Nous retrouvons donc le capitaine Wyndham dans une mauvaise posture. En fuite quand une descente a lieu dans une fumerie d’opium du quartier chinois de Calcutta. Il s’en sort bien entendu, mais quand un peu plus tard il est appelé sur les lieux d’un meurtre, il a la surprise de trouver une infirmière travaillant dans un hôpital militaire tuée de la même façon que le cadavre qu’il a découvert dans ces circonstances rocambolesques. Sauf qu’il ne peut pas le dire.

Dans la ville, la révolte menée par un certain Gandhi fait de plus en plus d’adeptes, les manifestations se multiplient et le prince héritier n’a pas de meilleure idée que de venir faire une tournée en Inde. Autant de circonstances qui vont compliquer le travail de Wyndham et du sergent Banerjee, qui se retrouve pris entre sa loyauté envers les siens et son travail d’enquête auprès de son supérieur et ami. D’autant que les services secrets ne vont pas tarder à s’en mêler.

« Comme dans le premier volume, la qualité de l’écriture et de la narration fait que l’on apprend beaucoup en se passionnant pour l’histoire au premier degré. Que demander de plus ? le troisième volume. » Ai-je écrit en conclusion du second volume. Voilà, le troisième est là, et Wyndham et Banerjee sont devenus des personnages familiers, des amis que l’on a grand plaisir à retrouver.

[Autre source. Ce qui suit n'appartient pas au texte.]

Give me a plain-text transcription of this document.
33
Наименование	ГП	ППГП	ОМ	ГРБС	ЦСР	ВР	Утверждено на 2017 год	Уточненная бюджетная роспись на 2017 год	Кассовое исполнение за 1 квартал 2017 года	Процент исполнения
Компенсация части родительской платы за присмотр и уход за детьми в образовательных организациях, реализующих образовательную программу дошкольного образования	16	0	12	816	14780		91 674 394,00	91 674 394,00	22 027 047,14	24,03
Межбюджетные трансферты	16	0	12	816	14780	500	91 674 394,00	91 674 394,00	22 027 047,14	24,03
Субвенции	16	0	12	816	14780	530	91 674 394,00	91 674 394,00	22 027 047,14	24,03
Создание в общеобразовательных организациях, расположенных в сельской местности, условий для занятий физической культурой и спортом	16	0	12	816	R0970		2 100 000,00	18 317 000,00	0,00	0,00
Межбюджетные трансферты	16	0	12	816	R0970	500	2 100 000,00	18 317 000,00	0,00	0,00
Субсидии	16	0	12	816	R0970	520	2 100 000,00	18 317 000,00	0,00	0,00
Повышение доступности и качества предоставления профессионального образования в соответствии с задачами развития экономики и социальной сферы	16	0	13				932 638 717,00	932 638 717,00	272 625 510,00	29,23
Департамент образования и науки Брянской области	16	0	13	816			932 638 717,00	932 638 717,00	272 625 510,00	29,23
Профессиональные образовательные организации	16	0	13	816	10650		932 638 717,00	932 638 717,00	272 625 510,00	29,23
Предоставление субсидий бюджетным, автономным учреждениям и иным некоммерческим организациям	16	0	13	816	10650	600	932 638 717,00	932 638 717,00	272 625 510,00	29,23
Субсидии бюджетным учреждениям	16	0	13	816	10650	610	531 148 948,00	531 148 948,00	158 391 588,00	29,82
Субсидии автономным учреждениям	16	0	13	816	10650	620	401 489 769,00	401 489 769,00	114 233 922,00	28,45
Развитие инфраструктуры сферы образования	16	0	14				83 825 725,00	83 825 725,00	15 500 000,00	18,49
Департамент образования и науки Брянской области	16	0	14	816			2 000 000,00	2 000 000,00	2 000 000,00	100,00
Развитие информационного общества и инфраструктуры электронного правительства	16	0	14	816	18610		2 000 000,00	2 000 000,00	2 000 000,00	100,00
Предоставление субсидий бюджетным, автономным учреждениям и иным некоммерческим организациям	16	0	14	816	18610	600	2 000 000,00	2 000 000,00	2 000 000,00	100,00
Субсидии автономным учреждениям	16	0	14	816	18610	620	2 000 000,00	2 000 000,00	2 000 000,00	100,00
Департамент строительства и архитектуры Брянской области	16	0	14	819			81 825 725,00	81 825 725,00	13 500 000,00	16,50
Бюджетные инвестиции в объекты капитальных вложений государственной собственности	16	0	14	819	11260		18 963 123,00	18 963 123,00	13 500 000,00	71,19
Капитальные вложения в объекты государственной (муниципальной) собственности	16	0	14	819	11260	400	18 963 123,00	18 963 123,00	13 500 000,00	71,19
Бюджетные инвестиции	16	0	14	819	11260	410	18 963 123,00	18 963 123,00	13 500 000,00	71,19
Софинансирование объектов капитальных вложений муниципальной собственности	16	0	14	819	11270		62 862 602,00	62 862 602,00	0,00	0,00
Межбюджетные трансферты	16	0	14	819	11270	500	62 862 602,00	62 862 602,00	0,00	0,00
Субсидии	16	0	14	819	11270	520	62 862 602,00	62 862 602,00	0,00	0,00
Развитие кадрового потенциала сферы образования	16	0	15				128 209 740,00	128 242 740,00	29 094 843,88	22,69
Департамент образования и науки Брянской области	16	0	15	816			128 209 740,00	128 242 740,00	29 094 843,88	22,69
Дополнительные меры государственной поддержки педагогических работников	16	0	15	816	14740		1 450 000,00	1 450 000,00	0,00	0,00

C’est toujours intelligent, le double regard d’un anglais (assez critique vis-à-vis des puissants de son pays) et d’un indien qui a fait le choix de rester dans la police du colonisateur permet de rendre toute la complexité de la situation. C’est passionnant de découvrir ce lieu et cette époque, assez mal connus (et c’est peu de le dire dans mon cas) du lecteur français. C’est encore plus passionnant à ce moment où le seul nom que je connaissais, à savoir Gandhi commence à apparaitre.

Et pour finir de vous convaincre, l’auteur fait preuve d’une maîtrise impressionnante du suspense dans un final digne des meilleurs spécialistes du polar. Je ne vois pas bien ce qu’il faudrait dire de plus pour que vous lisiez ce troisième volume, si vous avez déjà lu les 2 premiers. Ou que vous vous précipitiez sur les trois si vous ne connaissez pas cet auteur.

Abir Mukherjee / Avec la permission de Gandhi, (Smoke and ashes, 2018), Liana Levi (2022) traduit de l’anglais par Fanchita Gonzalez Battle.